I have a set-build-number.sh script which runs before the Maven build, and basically does this:

PROP_FILE=$BITBUCKET_CLONE_DIR/platform/src/main/resources/application.properties

echo "Setting build number to: $BITBUCKET_BUILD_NUMBER in properties file: $PROP_FILE"

sed -i".original" -e "s/%BITBUCKET_BUILD_NUMBER%/$BITBUCKET_BUILD_NUMBER/g" $PROP_FILE
grep "app.buildNumber" $PROP_FILE

And in the build logs, I see the following:

+ ./scripts/set-build-number.sh

Setting build number to: 3795 in properties file: /opt/atlassian/pipelines/agent/build/platform/src/main/resources/application.properties

app.buildNumber=3795

So, everything looks fine so far.

However, when I look at value returned by the application (via REST API), it is still set to the original placeholder value.

What am I doing wrong?

Thanks.

2 answers

0 votes
Chris Bridges June 12, 2019

Hi Phillip,

Please see the property entry, bash script and output in my original post.

The following line is the output of the grep command above:

app.buildNumber=3795

So, the sed command is definitely working correctly.

My understanding was that the repo gets cloned (to a working directory), my property substitution would work off of that clone, and then the artifact gets built from that source and then deployed (we deploy to Heroku). 

If it's the correct build number, then where does the number get read from?

When the app runs, the build number gets read by our Spring Boot application from the application.properties file.

Does it need to be committed back to the repository at any stage?

That's my question for you guys. Does it require a commit? Am I misunderstanding the build process? (i.e. that working directory gets used to build the final artifact)

Thanks,

Chris

Philip Hodder
Atlassian Team
Atlassian Team members are employees working across the company in a wide variety of roles.
June 13, 2019

My understanding was that the repo gets cloned (to a working directory), my property substitution would work off of that clone, and then the artifact gets built from that source and then deployed (we deploy to Heroku).

You've got the right assumption here.

That's my question for you guys. Does it require a commit? Am I misunderstanding the build process? (i.e. that working directory gets used to build the final artifact)

In this case it doesn't sound like you need a commit.

Everything seems fine in your Pipelines configuration, as far as I can tell.

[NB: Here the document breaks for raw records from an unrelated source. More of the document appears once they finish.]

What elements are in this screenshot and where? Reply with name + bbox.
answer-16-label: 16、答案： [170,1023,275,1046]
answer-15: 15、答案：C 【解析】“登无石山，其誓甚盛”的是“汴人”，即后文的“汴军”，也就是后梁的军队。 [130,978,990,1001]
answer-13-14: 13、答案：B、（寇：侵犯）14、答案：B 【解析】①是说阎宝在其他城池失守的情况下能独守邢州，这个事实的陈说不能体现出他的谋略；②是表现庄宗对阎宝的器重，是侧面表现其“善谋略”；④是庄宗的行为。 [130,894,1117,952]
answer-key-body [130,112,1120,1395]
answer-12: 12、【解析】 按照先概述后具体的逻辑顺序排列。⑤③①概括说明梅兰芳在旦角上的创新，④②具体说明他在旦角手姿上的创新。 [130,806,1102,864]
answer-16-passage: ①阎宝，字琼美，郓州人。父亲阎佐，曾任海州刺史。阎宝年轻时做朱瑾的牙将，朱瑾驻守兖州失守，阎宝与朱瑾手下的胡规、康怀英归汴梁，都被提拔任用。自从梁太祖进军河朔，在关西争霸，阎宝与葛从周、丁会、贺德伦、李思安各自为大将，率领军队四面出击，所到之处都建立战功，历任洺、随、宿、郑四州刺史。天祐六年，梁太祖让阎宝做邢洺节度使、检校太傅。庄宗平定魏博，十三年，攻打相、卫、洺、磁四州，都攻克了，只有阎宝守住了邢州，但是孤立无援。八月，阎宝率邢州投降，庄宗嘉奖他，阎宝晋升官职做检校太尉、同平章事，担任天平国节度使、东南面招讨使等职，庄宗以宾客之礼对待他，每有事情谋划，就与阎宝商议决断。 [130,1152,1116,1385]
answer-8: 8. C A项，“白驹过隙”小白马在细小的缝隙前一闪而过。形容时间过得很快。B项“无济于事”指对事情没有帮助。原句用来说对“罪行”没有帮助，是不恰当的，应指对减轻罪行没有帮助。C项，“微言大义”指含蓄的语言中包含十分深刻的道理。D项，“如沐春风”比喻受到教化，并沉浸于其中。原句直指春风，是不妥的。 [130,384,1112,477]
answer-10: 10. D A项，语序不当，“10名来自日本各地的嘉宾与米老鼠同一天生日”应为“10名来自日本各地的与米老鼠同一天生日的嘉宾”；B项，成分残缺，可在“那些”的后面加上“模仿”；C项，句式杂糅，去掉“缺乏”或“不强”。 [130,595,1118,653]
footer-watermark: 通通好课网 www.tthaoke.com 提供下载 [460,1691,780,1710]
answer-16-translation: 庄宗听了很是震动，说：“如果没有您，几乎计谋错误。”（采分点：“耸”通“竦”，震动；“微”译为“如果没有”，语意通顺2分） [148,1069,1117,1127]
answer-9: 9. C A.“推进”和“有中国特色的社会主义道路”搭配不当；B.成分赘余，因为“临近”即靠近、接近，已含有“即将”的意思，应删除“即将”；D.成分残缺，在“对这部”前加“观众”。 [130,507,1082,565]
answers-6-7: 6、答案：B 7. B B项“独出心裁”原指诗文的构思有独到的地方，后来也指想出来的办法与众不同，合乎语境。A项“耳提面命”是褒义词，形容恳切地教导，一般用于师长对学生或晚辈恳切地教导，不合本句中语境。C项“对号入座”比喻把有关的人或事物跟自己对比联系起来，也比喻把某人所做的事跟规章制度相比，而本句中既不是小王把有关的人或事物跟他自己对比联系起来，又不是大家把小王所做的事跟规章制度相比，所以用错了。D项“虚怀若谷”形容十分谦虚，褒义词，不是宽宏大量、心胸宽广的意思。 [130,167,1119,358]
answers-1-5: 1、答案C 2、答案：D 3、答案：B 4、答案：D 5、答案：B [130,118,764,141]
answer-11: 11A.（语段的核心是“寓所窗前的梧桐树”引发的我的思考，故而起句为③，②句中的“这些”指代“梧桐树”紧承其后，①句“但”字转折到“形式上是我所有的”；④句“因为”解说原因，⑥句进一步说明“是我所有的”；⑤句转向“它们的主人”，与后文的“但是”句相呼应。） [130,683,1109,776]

Does this work correctly if you do the same thing locally? (You can try use Docker to debug if you need)

0 votes
Philip Hodder
Atlassian Team
Atlassian Team members are employees working across the company in a wide variety of roles.
June 11, 2019

Hi Chris,

Can you verify that the file has the build number correctly substituted with a cat command?

cat $PROP_FILE

Do you see if the placeholder value, or the desired build number?

If it's the placeholder then the substitution command will need updating.

If it's the correct build number, then where does the number get read from? Does it need to be committed back to the repository at any stage?